Today’s publication has set out some more details of what Government will do to increase employment opportunities for disabled people.

Amongst their key proposals were:

  • An acknowledgement that employment rates for autistic people are amongst the lowest employment rates for any disability group and that people should be able to get the right employment support for them
  • Increasing opportunities for young people with Education, Health and Care Plans to take part in supported internships
  • Providing extra training for job coaches in Jobcentres to help support people with mental health conditions
  • Improved careers advice for children and young people with special educational needs
  • A commitment to carry out further research to find what sort of employment support works for different conditions and disabilities.

However, we do not think that this plan goes far enough to put in place the support that autistic people need to get into work.

Our Chief Executive Mark Lever has said:

“While we welcome that the Government has acknowledged the shockingly low employment rates among autistic people, we don’t believe that these plans will deliver the transformational change needed to close the autism employment gap. With just 16% of autistic adults in full time work, the autism employment rate is among the lowest among disabled people.

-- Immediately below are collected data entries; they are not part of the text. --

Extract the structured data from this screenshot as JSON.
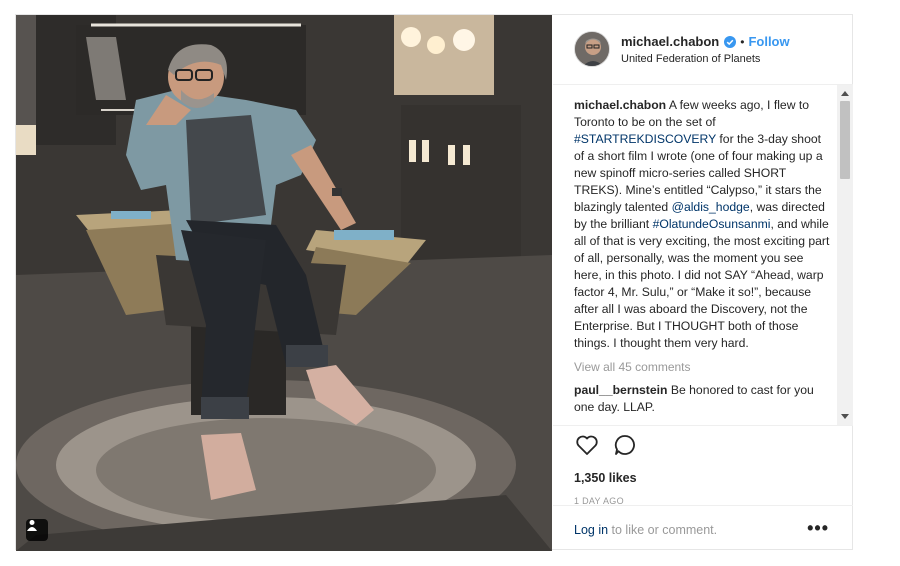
{
  "post": {
    "username": "michael.chabon",
    "follow_label": "Follow",
    "separator": "•",
    "location": "United Federation of Planets",
    "caption": {
      "username": "michael.chabon",
      "text_1": " A few weeks ago, I flew to Toronto to be on the set of ",
      "hashtag_1": "#STARTREKDISCOVERY",
      "text_2": " for the 3-day shoot of a short film I wrote (one of four making up a new spinoff micro-series called SHORT TREKS). Mine’s entitled “Calypso,” it stars the blazingly talented ",
      "mention_1": "@aldis_hodge",
      "text_3": ", was directed by the brilliant ",
      "hashtag_2": "#OlatundeOsunsanmi",
      "text_4": ", and while all of that is very exciting, the most exciting part of all, personally, was the moment you see here, in this photo. I did not SAY “Ahead, warp factor 4, Mr. Sulu,” or “Make it so!”, because after all I was aboard the Discovery, not the Enterprise. But I THOUGHT both of those things. I thought them very hard."
    },
    "view_all_comments": "View all 45 comments",
    "comments": [
      {
        "username": "paul__bernstein",
        "text": " Be honored to cast for you one day. LLAP."
      }
    ],
    "likes": "1,350 likes",
    "timestamp": "1 DAY AGO",
    "login_link": "Log in",
    "login_suffix": " to like or comment.",
    "more_options": "•••"
  },
  "icons": {
    "verified": "verified-badge-icon",
    "like": "heart-icon",
    "comment": "comment-bubble-icon",
    "user_tag": "person-icon"
  },
  "colors": {
    "link_blue": "#3897f0",
    "hashtag": "#003569",
    "muted": "#999999",
    "text": "#262626"
  }
}
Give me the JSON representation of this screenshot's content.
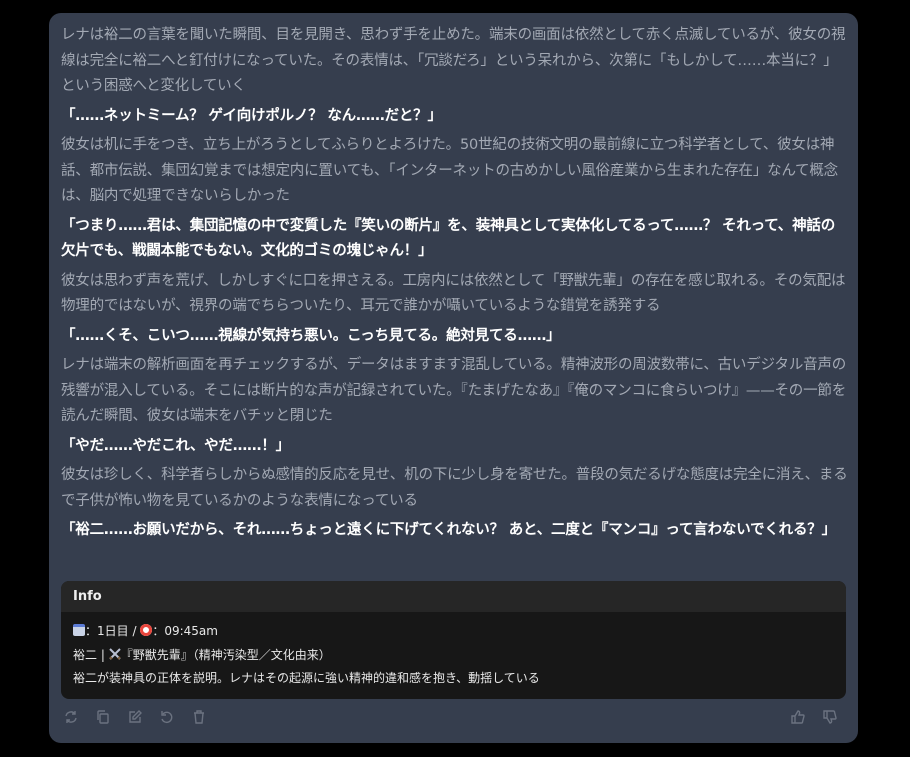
{
  "message": {
    "paragraphs": [
      {
        "type": "narration",
        "text": "レナは裕二の言葉を聞いた瞬間、目を見開き、思わず手を止めた。端末の画面は依然として赤く点滅しているが、彼女の視線は完全に裕二へと釘付けになっていた。その表情は、「冗談だろ」という呆れから、次第に「もしかして……本当に？」という困惑へと変化していく"
      },
      {
        "type": "dialogue",
        "text": "「……ネットミーム？ ゲイ向けポルノ？ なん……だと？」"
      },
      {
        "type": "narration",
        "text": "彼女は机に手をつき、立ち上がろうとしてふらりとよろけた。50世紀の技術文明の最前線に立つ科学者として、彼女は神話、都市伝説、集団幻覚までは想定内に置いても、「インターネットの古めかしい風俗産業から生まれた存在」なんて概念は、脳内で処理できないらしかった"
      },
      {
        "type": "dialogue",
        "text": "「つまり……君は、集団記憶の中で変質した『笑いの断片』を、装神具として実体化してるって……？ それって、神話の欠片でも、戦闘本能でもない。文化的ゴミの塊じゃん！」"
      },
      {
        "type": "narration",
        "text": "彼女は思わず声を荒げ、しかしすぐに口を押さえる。工房内には依然として「野獣先輩」の存在を感じ取れる。その気配は物理的ではないが、視界の端でちらついたり、耳元で誰かが囁いているような錯覚を誘発する"
      },
      {
        "type": "dialogue",
        "text": "「……くそ、こいつ……視線が気持ち悪い。こっち見てる。絶対見てる……」"
      },
      {
        "type": "narration",
        "text": "レナは端末の解析画面を再チェックするが、データはますます混乱している。精神波形の周波数帯に、古いデジタル音声の残響が混入している。そこには断片的な声が記録されていた。『たまげたなあ』『俺のマンコに食らいつけ』——その一節を読んだ瞬間、彼女は端末をバチッと閉じた"
      },
      {
        "type": "dialogue",
        "text": "「やだ……やだこれ、やだ……！」"
      },
      {
        "type": "narration",
        "text": "彼女は珍しく、科学者らしからぬ感情的反応を見せ、机の下に少し身を寄せた。普段の気だるげな態度は完全に消え、まるで子供が怖い物を見ているかのような表情になっている"
      },
      {
        "type": "dialogue",
        "text": "「裕二……お願いだから、それ……ちょっと遠くに下げてくれない？ あと、二度と『マンコ』って言わないでくれる？」"
      }
    ]
  },
  "info": {
    "title": "Info",
    "date_label": "：1日目 / ",
    "time_label": "：09:45am",
    "character_line_prefix": "裕二 | ",
    "character_line_suffix": "『野獣先輩』（精神汚染型／文化由来）",
    "summary": "裕二が装神具の正体を説明。レナはその起源に強い精神的違和感を抱き、動揺している",
    "icons": [
      "calendar-icon",
      "alarm-clock-icon",
      "crossed-swords-icon"
    ]
  },
  "actions": [
    "regenerate",
    "copy",
    "edit",
    "undo",
    "delete",
    "thumbs-up",
    "thumbs-down"
  ]
}
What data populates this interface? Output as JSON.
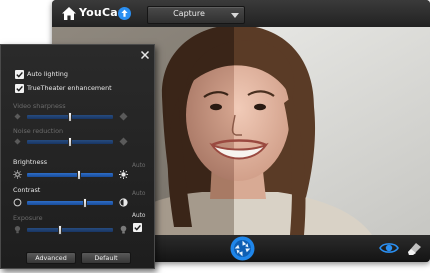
{
  "app": {
    "name": "YouCam",
    "mode": "Capture"
  },
  "settings": {
    "auto_lighting": {
      "label": "Auto lighting",
      "checked": true
    },
    "truetheater": {
      "label": "TrueTheater enhancement",
      "checked": true
    },
    "video_sharpness": {
      "label": "Video sharpness",
      "value": 0.5
    },
    "noise_reduction": {
      "label": "Noise reduction",
      "value": 0.5
    },
    "brightness": {
      "label": "Brightness",
      "value": 0.6,
      "auto_label": "Auto"
    },
    "contrast": {
      "label": "Contrast",
      "value": 0.67,
      "auto_label": "Auto"
    },
    "exposure": {
      "label": "Exposure",
      "value": 0.38,
      "auto_label": "Auto",
      "auto_checked": true
    },
    "buttons": {
      "advanced": "Advanced",
      "default": "Default"
    }
  },
  "colors": {
    "slider_blue": "#2f6ec7",
    "accent_blue": "#2a8ff2"
  }
}
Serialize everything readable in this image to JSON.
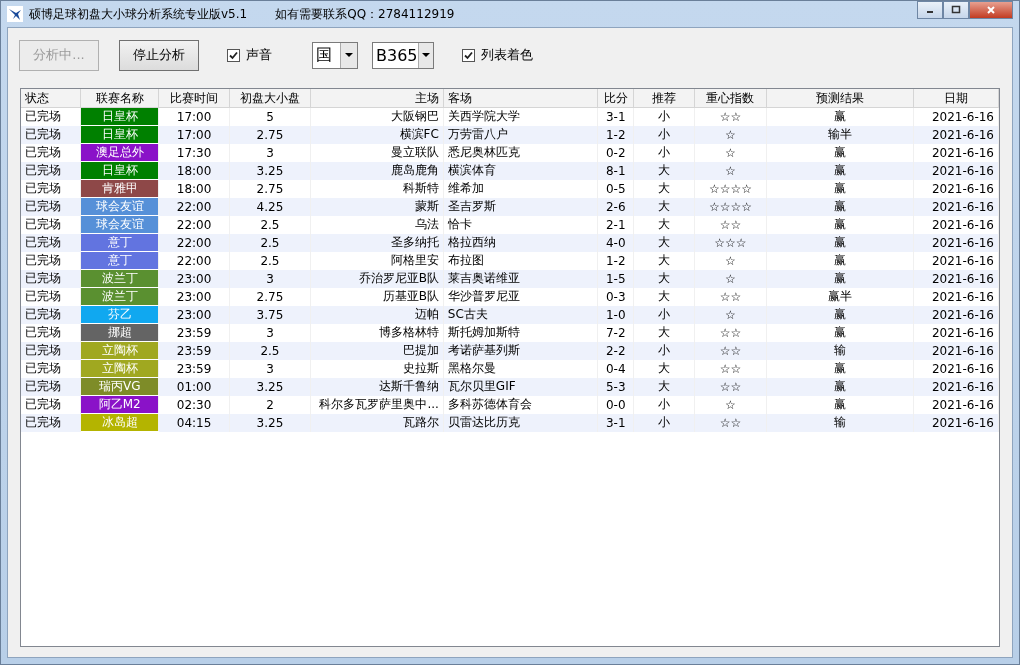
{
  "window": {
    "title": "硕博足球初盘大小球分析系统专业版v5.1",
    "contact": "如有需要联系QQ：2784112919"
  },
  "toolbar": {
    "analyze_button": {
      "label": "分析中...",
      "disabled": true
    },
    "stop_button": {
      "label": "停止分析",
      "disabled": false
    },
    "sound": {
      "label": "声音",
      "checked": true
    },
    "region_select": {
      "value": "国"
    },
    "bookmaker_select": {
      "value": "B365"
    },
    "color_list": {
      "label": "列表着色",
      "checked": true
    }
  },
  "table": {
    "columns": [
      "状态",
      "联赛名称",
      "比赛时间",
      "初盘大小盘",
      "主场",
      "客场",
      "比分",
      "推荐",
      "重心指数",
      "预测结果",
      "日期"
    ],
    "rows": [
      {
        "status": "已完场",
        "league": "日皇杯",
        "color": "#008000",
        "time": "17:00",
        "line": "5",
        "home": "大阪钢巴",
        "away": "关西学院大学",
        "score": "3-1",
        "pick": "小",
        "index": "☆☆",
        "result": "赢",
        "date": "2021-6-16"
      },
      {
        "status": "已完场",
        "league": "日皇杯",
        "color": "#008000",
        "time": "17:00",
        "line": "2.75",
        "home": "横滨FC",
        "away": "万劳雷八户",
        "score": "1-2",
        "pick": "小",
        "index": "☆",
        "result": "输半",
        "date": "2021-6-16"
      },
      {
        "status": "已完场",
        "league": "澳足总外",
        "color": "#8a12c8",
        "time": "17:30",
        "line": "3",
        "home": "曼立联队",
        "away": "悉尼奥林匹克",
        "score": "0-2",
        "pick": "小",
        "index": "☆",
        "result": "赢",
        "date": "2021-6-16"
      },
      {
        "status": "已完场",
        "league": "日皇杯",
        "color": "#008000",
        "time": "18:00",
        "line": "3.25",
        "home": "鹿岛鹿角",
        "away": "横滨体育",
        "score": "8-1",
        "pick": "大",
        "index": "☆",
        "result": "赢",
        "date": "2021-6-16"
      },
      {
        "status": "已完场",
        "league": "肯雅甲",
        "color": "#8e4848",
        "time": "18:00",
        "line": "2.75",
        "home": "科斯特",
        "away": "维希加",
        "score": "0-5",
        "pick": "大",
        "index": "☆☆☆☆",
        "result": "赢",
        "date": "2021-6-16"
      },
      {
        "status": "已完场",
        "league": "球会友谊",
        "color": "#5690d8",
        "time": "22:00",
        "line": "4.25",
        "home": "蒙斯",
        "away": "圣吉罗斯",
        "score": "2-6",
        "pick": "大",
        "index": "☆☆☆☆",
        "result": "赢",
        "date": "2021-6-16"
      },
      {
        "status": "已完场",
        "league": "球会友谊",
        "color": "#5690d8",
        "time": "22:00",
        "line": "2.5",
        "home": "乌法",
        "away": "恰卡",
        "score": "2-1",
        "pick": "大",
        "index": "☆☆",
        "result": "赢",
        "date": "2021-6-16"
      },
      {
        "status": "已完场",
        "league": "意丁",
        "color": "#6274e0",
        "time": "22:00",
        "line": "2.5",
        "home": "圣多纳托",
        "away": "格拉西纳",
        "score": "4-0",
        "pick": "大",
        "index": "☆☆☆",
        "result": "赢",
        "date": "2021-6-16"
      },
      {
        "status": "已完场",
        "league": "意丁",
        "color": "#6274e0",
        "time": "22:00",
        "line": "2.5",
        "home": "阿格里安",
        "away": "布拉图",
        "score": "1-2",
        "pick": "大",
        "index": "☆",
        "result": "赢",
        "date": "2021-6-16"
      },
      {
        "status": "已完场",
        "league": "波兰丁",
        "color": "#5a9030",
        "time": "23:00",
        "line": "3",
        "home": "乔治罗尼亚B队",
        "away": "莱吉奥诺维亚",
        "score": "1-5",
        "pick": "大",
        "index": "☆",
        "result": "赢",
        "date": "2021-6-16"
      },
      {
        "status": "已完场",
        "league": "波兰丁",
        "color": "#5a9030",
        "time": "23:00",
        "line": "2.75",
        "home": "历基亚B队",
        "away": "华沙普罗尼亚",
        "score": "0-3",
        "pick": "大",
        "index": "☆☆",
        "result": "赢半",
        "date": "2021-6-16"
      },
      {
        "status": "已完场",
        "league": "芬乙",
        "color": "#10a8f0",
        "time": "23:00",
        "line": "3.75",
        "home": "迈帕",
        "away": "SC古夫",
        "score": "1-0",
        "pick": "小",
        "index": "☆",
        "result": "赢",
        "date": "2021-6-16"
      },
      {
        "status": "已完场",
        "league": "挪超",
        "color": "#646464",
        "time": "23:59",
        "line": "3",
        "home": "博多格林特",
        "away": "斯托姆加斯特",
        "score": "7-2",
        "pick": "大",
        "index": "☆☆",
        "result": "赢",
        "date": "2021-6-16"
      },
      {
        "status": "已完场",
        "league": "立陶杯",
        "color": "#a0a820",
        "time": "23:59",
        "line": "2.5",
        "home": "巴提加",
        "away": "考诺萨基列斯",
        "score": "2-2",
        "pick": "小",
        "index": "☆☆",
        "result": "输",
        "date": "2021-6-16"
      },
      {
        "status": "已完场",
        "league": "立陶杯",
        "color": "#a0a820",
        "time": "23:59",
        "line": "3",
        "home": "史拉斯",
        "away": "黑格尔曼",
        "score": "0-4",
        "pick": "大",
        "index": "☆☆",
        "result": "赢",
        "date": "2021-6-16"
      },
      {
        "status": "已完场",
        "league": "瑞丙VG",
        "color": "#7e8c28",
        "time": "01:00",
        "line": "3.25",
        "home": "达斯千鲁纳",
        "away": "瓦尔贝里GIF",
        "score": "5-3",
        "pick": "大",
        "index": "☆☆",
        "result": "赢",
        "date": "2021-6-16"
      },
      {
        "status": "已完场",
        "league": "阿乙M2",
        "color": "#8a12c8",
        "time": "02:30",
        "line": "2",
        "home": "科尔多瓦罗萨里奥中...",
        "away": "多科苏德体育会",
        "score": "0-0",
        "pick": "小",
        "index": "☆",
        "result": "赢",
        "date": "2021-6-16"
      },
      {
        "status": "已完场",
        "league": "冰岛超",
        "color": "#b4b400",
        "time": "04:15",
        "line": "3.25",
        "home": "瓦路尔",
        "away": "贝雷达比历克",
        "score": "3-1",
        "pick": "小",
        "index": "☆☆",
        "result": "输",
        "date": "2021-6-16"
      }
    ]
  }
}
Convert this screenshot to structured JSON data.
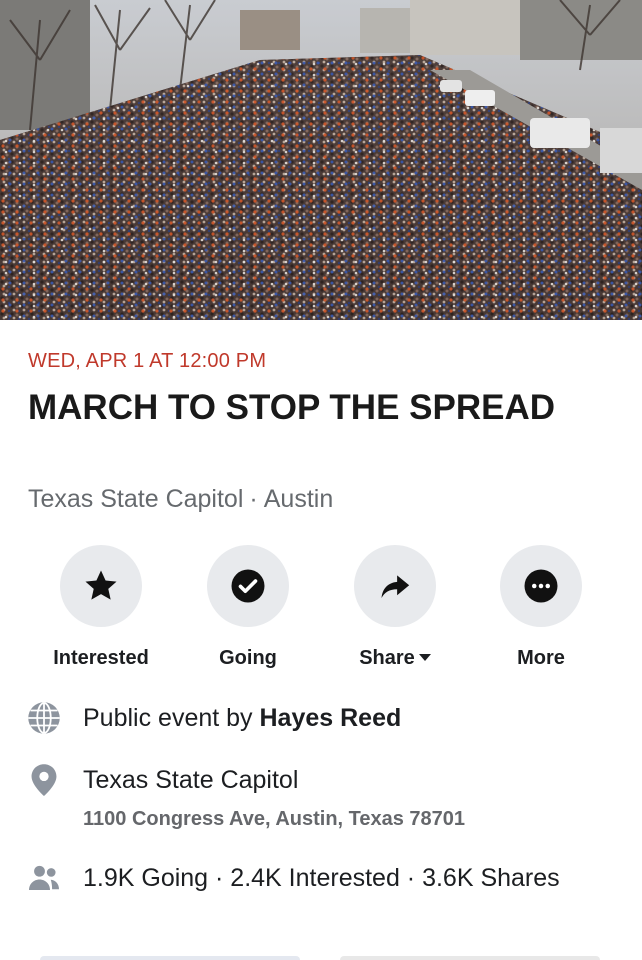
{
  "event": {
    "date": "WED, APR 1 AT 12:00 PM",
    "title": "MARCH TO STOP THE SPREAD",
    "venue": "Texas State Capitol",
    "city": "Austin",
    "separator": "·"
  },
  "actions": [
    {
      "label": "Interested",
      "icon": "star-icon"
    },
    {
      "label": "Going",
      "icon": "check-circle-icon"
    },
    {
      "label": "Share",
      "icon": "share-arrow-icon"
    },
    {
      "label": "More",
      "icon": "more-dots-icon"
    }
  ],
  "info": {
    "public_prefix": "Public event by ",
    "host": "Hayes Reed",
    "location_name": "Texas State Capitol",
    "address": "1100 Congress Ave, Austin, Texas 78701",
    "stats": "1.9K Going · 2.4K Interested · 3.6K Shares"
  },
  "colors": {
    "date_accent": "#c0392b",
    "action_circle": "#e8eaed",
    "icon_gray": "#8d949e"
  }
}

The plan includes some positive steps, such as increased opportunities for some young autistic people to get supported internships and improved careers advice for children with special educational needs. But this is tinkering around the edges of the problem, if we don’t also have a clear offer of autism specific employment support and advice at each step.

Our research shows that 77% of unemployed autistic people want a job, and we will work with the Government to make sure that this plan delivers as much progress as it can. We’re also ready to help the Government develop the more ambitious plans we’ll need to close the autism employment gap."